When you start building really big enterprises in a place like Canada or Israel, there’s often not enough executives in-country that can run these large companies. Whereas you can find them in larger markets, such as the United States. And the reason you do that is not because Canadians aren’t smart, but you need a cohort of hundreds of managers who have lots of experience. Israel has adopted this growth strategy and now more than half of their exports are software and technology based. So it gives you a sense of how powerful this model can be.
JJ
Twitter and Shopify just announced long term plans for a remote workforce. Now that everyone’s a remote worker, does that change the opportunity for companies outside the Valley?
ES
I famously banned work from home when I was running Google. I wanted people to be in the hallways talking to each other. I think those casual interactions are extremely valuable. Now, clearly my prejudice about working from home is not correct for now. But I’m still one of these people who believes that companies are not just going to dissipate into everyone sitting at home. My guess is that work from home will allow individual contributors to develop greatly. It’s perfectly possible that well-motivated, very focused individuals can work even more productively at home because they have fewer interruptions.
But for an awful lot of people, and especially managers, the distance of people will ultimately reduce their productivity. So work from home is probably good for software productivity. It’s probably bad for developing the next generation of leaders to lead all those people.
JJ
In the healthcare space Canada has a competitive advantage.

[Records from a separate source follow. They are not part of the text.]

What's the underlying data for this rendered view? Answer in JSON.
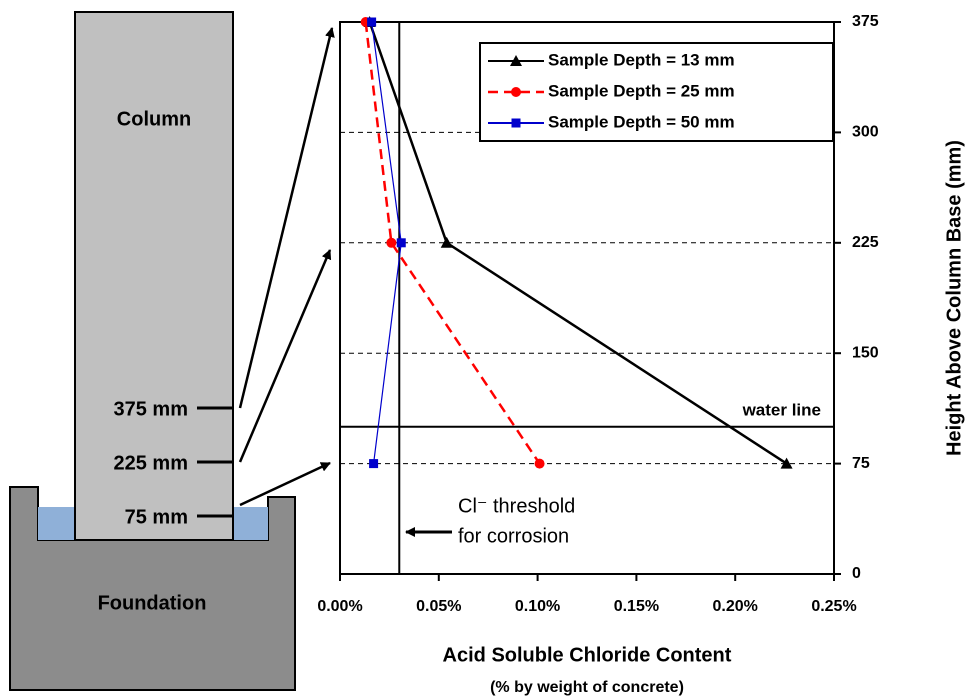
{
  "diagram": {
    "column": "Column",
    "foundation": "Foundation",
    "heights": [
      "375 mm",
      "225 mm",
      "75 mm"
    ]
  },
  "chart_data": {
    "type": "line",
    "x_label": "Acid Soluble Chloride Content",
    "x_sublabel": "(% by weight of concrete)",
    "y_label": "Height Above Column Base  (mm)",
    "annotations": [
      "Cl⁻ threshold",
      "for corrosion",
      "water line"
    ],
    "xlim": [
      0,
      0.25
    ],
    "xticks": [
      {
        "value": 0,
        "label": "0.00%"
      },
      {
        "value": 0.05,
        "label": "0.05%"
      },
      {
        "value": 0.1,
        "label": "0.10%"
      },
      {
        "value": 0.15,
        "label": "0.15%"
      },
      {
        "value": 0.2,
        "label": "0.20%"
      },
      {
        "value": 0.25,
        "label": "0.25%"
      }
    ],
    "ylim": [
      0,
      375
    ],
    "yticks": [
      0,
      75,
      150,
      225,
      300,
      375
    ],
    "grid": true,
    "legend": "upper right",
    "threshold": 0.03,
    "water_line": 100,
    "series": [
      {
        "name": "Sample Depth = 13 mm",
        "color": "#000000",
        "marker": "triangle",
        "dash": "solid",
        "x": [
          0.015,
          0.054,
          0.226
        ],
        "values": [
          375,
          225,
          75
        ]
      },
      {
        "name": "Sample Depth = 25 mm",
        "color": "#ff0000",
        "marker": "circle",
        "dash": "dashed",
        "x": [
          0.013,
          0.026,
          0.101
        ],
        "values": [
          375,
          225,
          75
        ]
      },
      {
        "name": "Sample Depth = 50 mm",
        "color": "#0000cc",
        "marker": "square",
        "dash": "solid",
        "x": [
          0.016,
          0.031,
          0.017
        ],
        "values": [
          375,
          225,
          75
        ]
      }
    ]
  }
}
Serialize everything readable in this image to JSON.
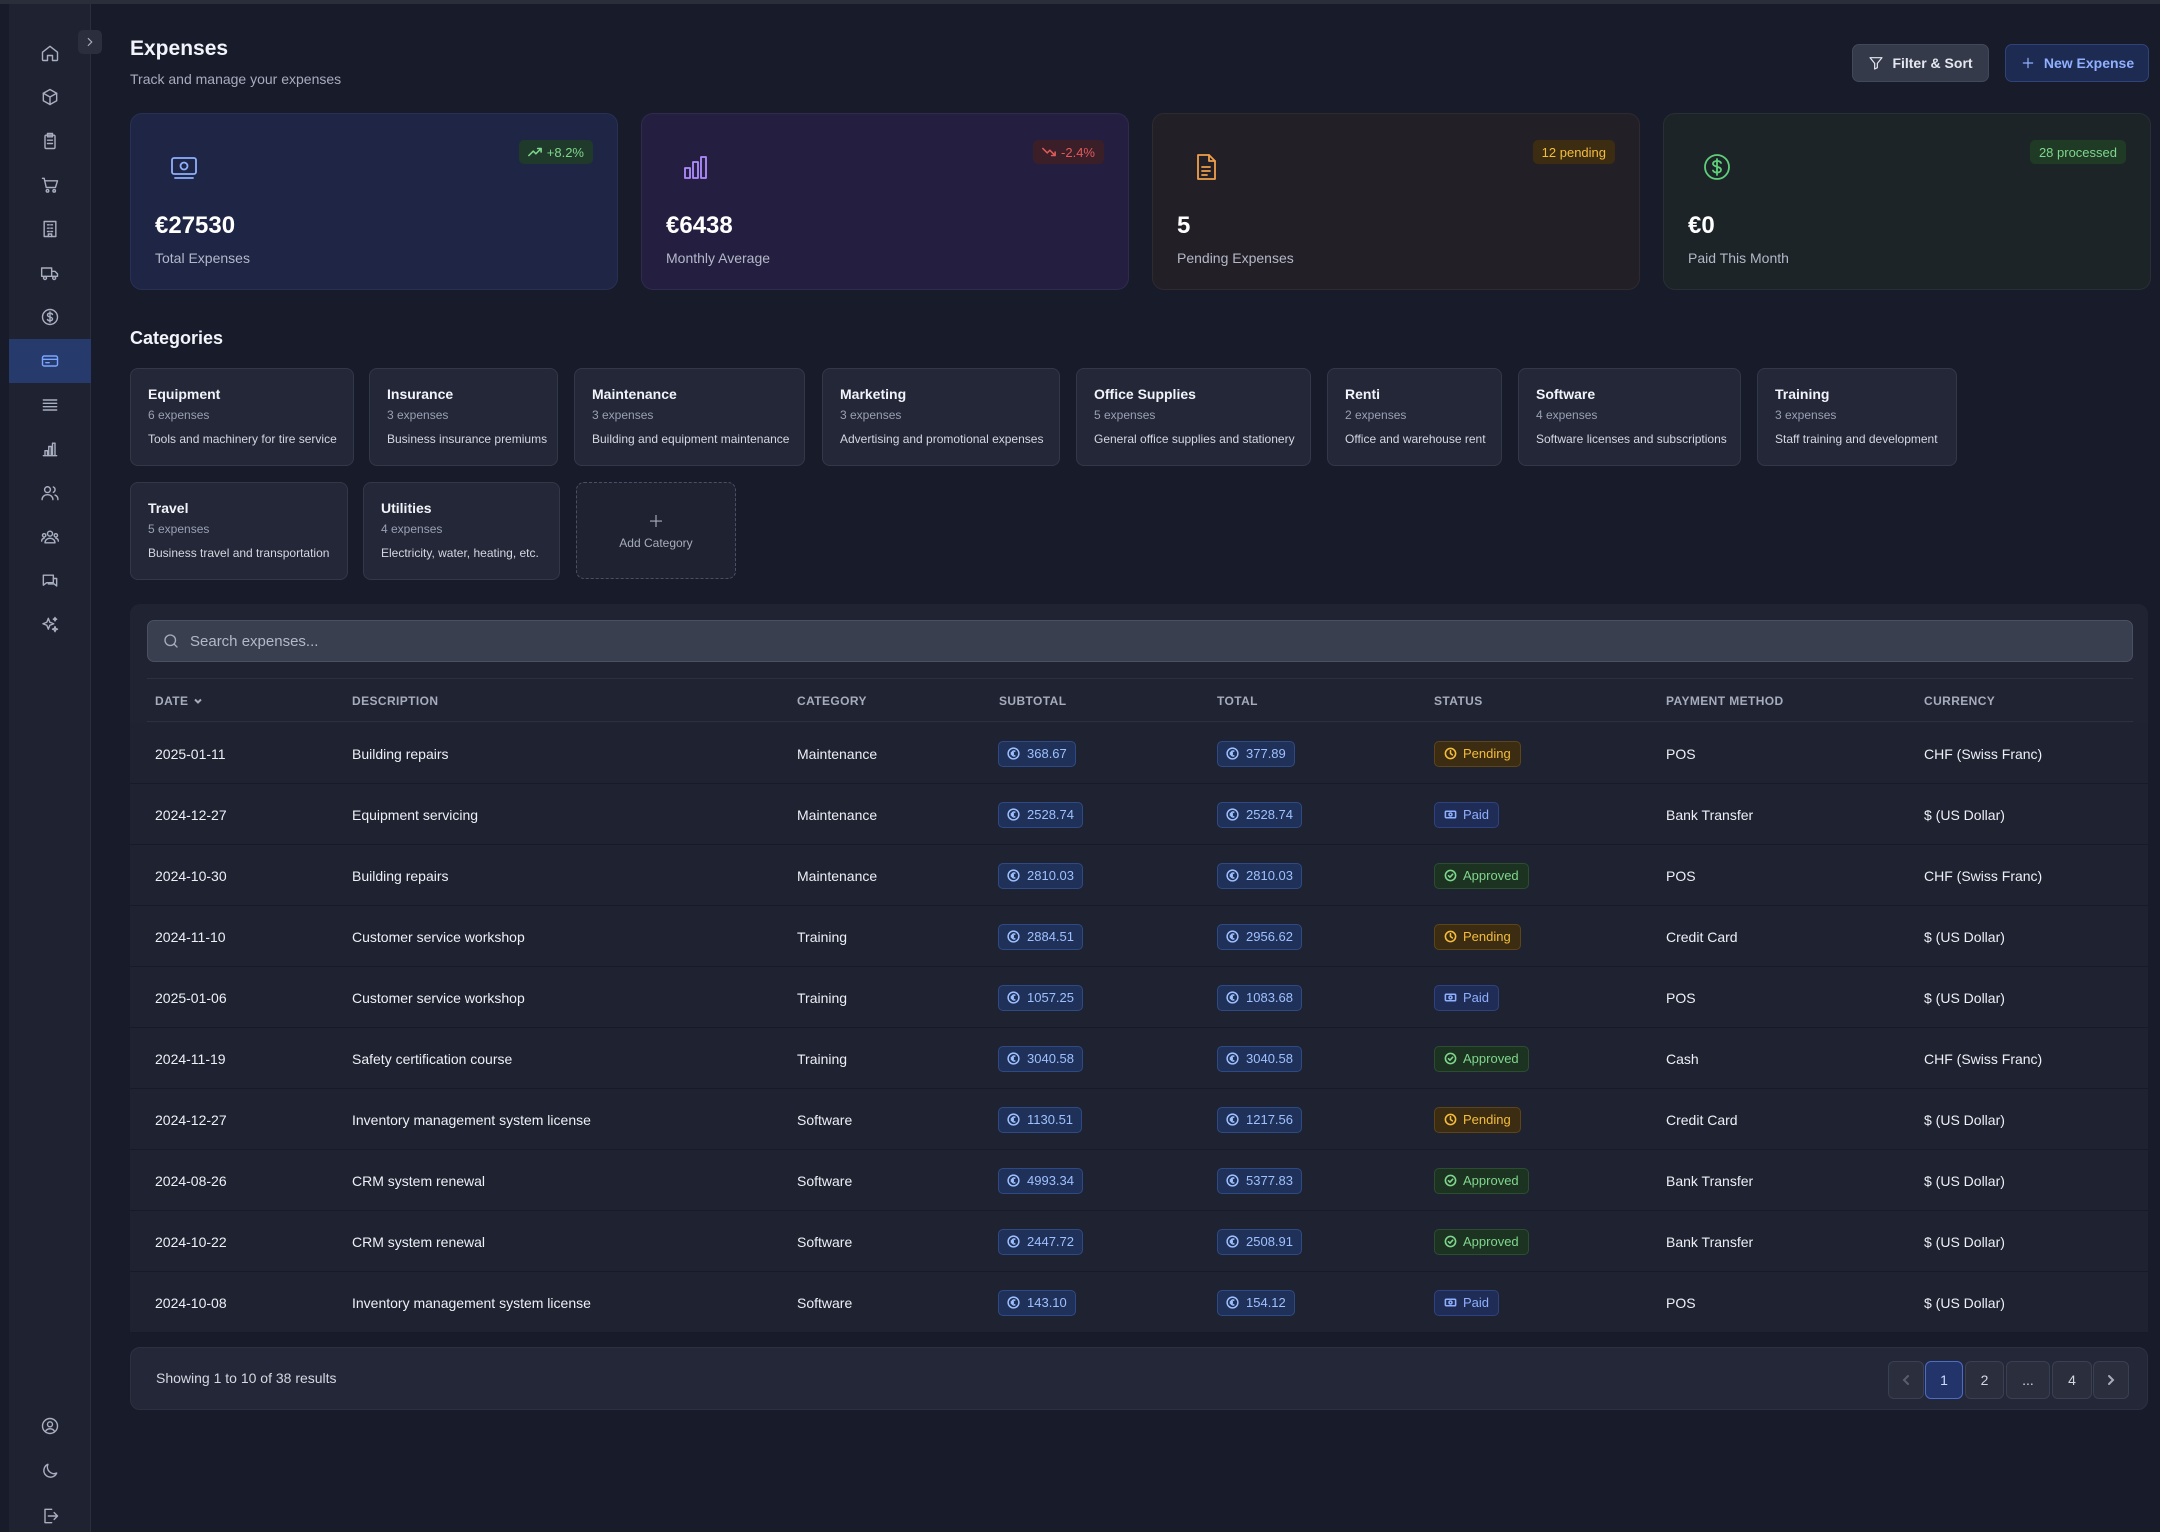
{
  "header": {
    "title": "Expenses",
    "subtitle": "Track and manage your expenses",
    "filter_label": "Filter & Sort",
    "new_label": "New Expense"
  },
  "sidebar": {
    "items": [
      {
        "icon": "home-icon"
      },
      {
        "icon": "box-icon"
      },
      {
        "icon": "clipboard-icon"
      },
      {
        "icon": "cart-icon"
      },
      {
        "icon": "building-icon"
      },
      {
        "icon": "truck-icon"
      },
      {
        "icon": "dollar-circle-icon"
      },
      {
        "icon": "credit-card-icon",
        "active": true
      },
      {
        "icon": "list-icon"
      },
      {
        "icon": "bar-chart-icon"
      },
      {
        "icon": "users-icon"
      },
      {
        "icon": "user-group-icon"
      },
      {
        "icon": "chat-icon"
      },
      {
        "icon": "sparkles-icon"
      }
    ],
    "bottom": [
      {
        "icon": "user-circle-icon"
      },
      {
        "icon": "moon-icon"
      },
      {
        "icon": "logout-icon"
      }
    ]
  },
  "stats": [
    {
      "value": "€27530",
      "label": "Total Expenses",
      "badge": "+8.2%",
      "icon": "money-icon"
    },
    {
      "value": "€6438",
      "label": "Monthly Average",
      "badge": "-2.4%",
      "icon": "bar-chart-icon"
    },
    {
      "value": "5",
      "label": "Pending Expenses",
      "badge": "12 pending",
      "icon": "document-icon"
    },
    {
      "value": "€0",
      "label": "Paid This Month",
      "badge": "28 processed",
      "icon": "dollar-circle-icon"
    }
  ],
  "categories_title": "Categories",
  "categories": [
    {
      "name": "Equipment",
      "count": "6 expenses",
      "desc": "Tools and machinery for tire service"
    },
    {
      "name": "Insurance",
      "count": "3 expenses",
      "desc": "Business insurance premiums"
    },
    {
      "name": "Maintenance",
      "count": "3 expenses",
      "desc": "Building and equipment maintenance"
    },
    {
      "name": "Marketing",
      "count": "3 expenses",
      "desc": "Advertising and promotional expenses"
    },
    {
      "name": "Office Supplies",
      "count": "5 expenses",
      "desc": "General office supplies and stationery"
    },
    {
      "name": "Renti",
      "count": "2 expenses",
      "desc": "Office and warehouse rent"
    },
    {
      "name": "Software",
      "count": "4 expenses",
      "desc": "Software licenses and subscriptions"
    },
    {
      "name": "Training",
      "count": "3 expenses",
      "desc": "Staff training and development"
    },
    {
      "name": "Travel",
      "count": "5 expenses",
      "desc": "Business travel and transportation"
    },
    {
      "name": "Utilities",
      "count": "4 expenses",
      "desc": "Electricity, water, heating, etc."
    }
  ],
  "add_category_label": "Add Category",
  "search": {
    "placeholder": "Search expenses..."
  },
  "table": {
    "columns": [
      "DATE",
      "DESCRIPTION",
      "CATEGORY",
      "SUBTOTAL",
      "TOTAL",
      "STATUS",
      "PAYMENT METHOD",
      "CURRENCY"
    ],
    "rows": [
      {
        "date": "2025-01-11",
        "desc": "Building repairs",
        "category": "Maintenance",
        "subtotal": "368.67",
        "total": "377.89",
        "status": "Pending",
        "method": "POS",
        "currency": "CHF (Swiss Franc)"
      },
      {
        "date": "2024-12-27",
        "desc": "Equipment servicing",
        "category": "Maintenance",
        "subtotal": "2528.74",
        "total": "2528.74",
        "status": "Paid",
        "method": "Bank Transfer",
        "currency": "$ (US Dollar)"
      },
      {
        "date": "2024-10-30",
        "desc": "Building repairs",
        "category": "Maintenance",
        "subtotal": "2810.03",
        "total": "2810.03",
        "status": "Approved",
        "method": "POS",
        "currency": "CHF (Swiss Franc)"
      },
      {
        "date": "2024-11-10",
        "desc": "Customer service workshop",
        "category": "Training",
        "subtotal": "2884.51",
        "total": "2956.62",
        "status": "Pending",
        "method": "Credit Card",
        "currency": "$ (US Dollar)"
      },
      {
        "date": "2025-01-06",
        "desc": "Customer service workshop",
        "category": "Training",
        "subtotal": "1057.25",
        "total": "1083.68",
        "status": "Paid",
        "method": "POS",
        "currency": "$ (US Dollar)"
      },
      {
        "date": "2024-11-19",
        "desc": "Safety certification course",
        "category": "Training",
        "subtotal": "3040.58",
        "total": "3040.58",
        "status": "Approved",
        "method": "Cash",
        "currency": "CHF (Swiss Franc)"
      },
      {
        "date": "2024-12-27",
        "desc": "Inventory management system license",
        "category": "Software",
        "subtotal": "1130.51",
        "total": "1217.56",
        "status": "Pending",
        "method": "Credit Card",
        "currency": "$ (US Dollar)"
      },
      {
        "date": "2024-08-26",
        "desc": "CRM system renewal",
        "category": "Software",
        "subtotal": "4993.34",
        "total": "5377.83",
        "status": "Approved",
        "method": "Bank Transfer",
        "currency": "$ (US Dollar)"
      },
      {
        "date": "2024-10-22",
        "desc": "CRM system renewal",
        "category": "Software",
        "subtotal": "2447.72",
        "total": "2508.91",
        "status": "Approved",
        "method": "Bank Transfer",
        "currency": "$ (US Dollar)"
      },
      {
        "date": "2024-10-08",
        "desc": "Inventory management system license",
        "category": "Software",
        "subtotal": "143.10",
        "total": "154.12",
        "status": "Paid",
        "method": "POS",
        "currency": "$ (US Dollar)"
      }
    ]
  },
  "pagination": {
    "summary": "Showing 1 to 10 of 38 results",
    "pages": [
      "1",
      "2",
      "...",
      "4"
    ],
    "current": "1"
  },
  "colors": {
    "background": "#181b2a",
    "accent": "#8fb0ff",
    "pending": "#f5bd3c",
    "approved": "#7fd68d",
    "negative": "#e05a5a"
  }
}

It’s a happy by-product of a single-payer system where we have all the data on a diverse population that is theoretically owned by one organization. In looking at the applications of AI to healthcare, does a country like Canada have the potential to punch above our weight?
ES
If you have that kind of data, you should be able to do early detection of diseases. And when people go into hospitals, you should have much better monitoring and prediction of disease as a result. And yet no country has that.
But I think that is the greatest opportunity for Canada and many countries where you have access to single payer data. So perhaps people haven’t quite figured it out, because the single largest opportunity for AI is its potential impact on health. And this should be Canada’s largest export.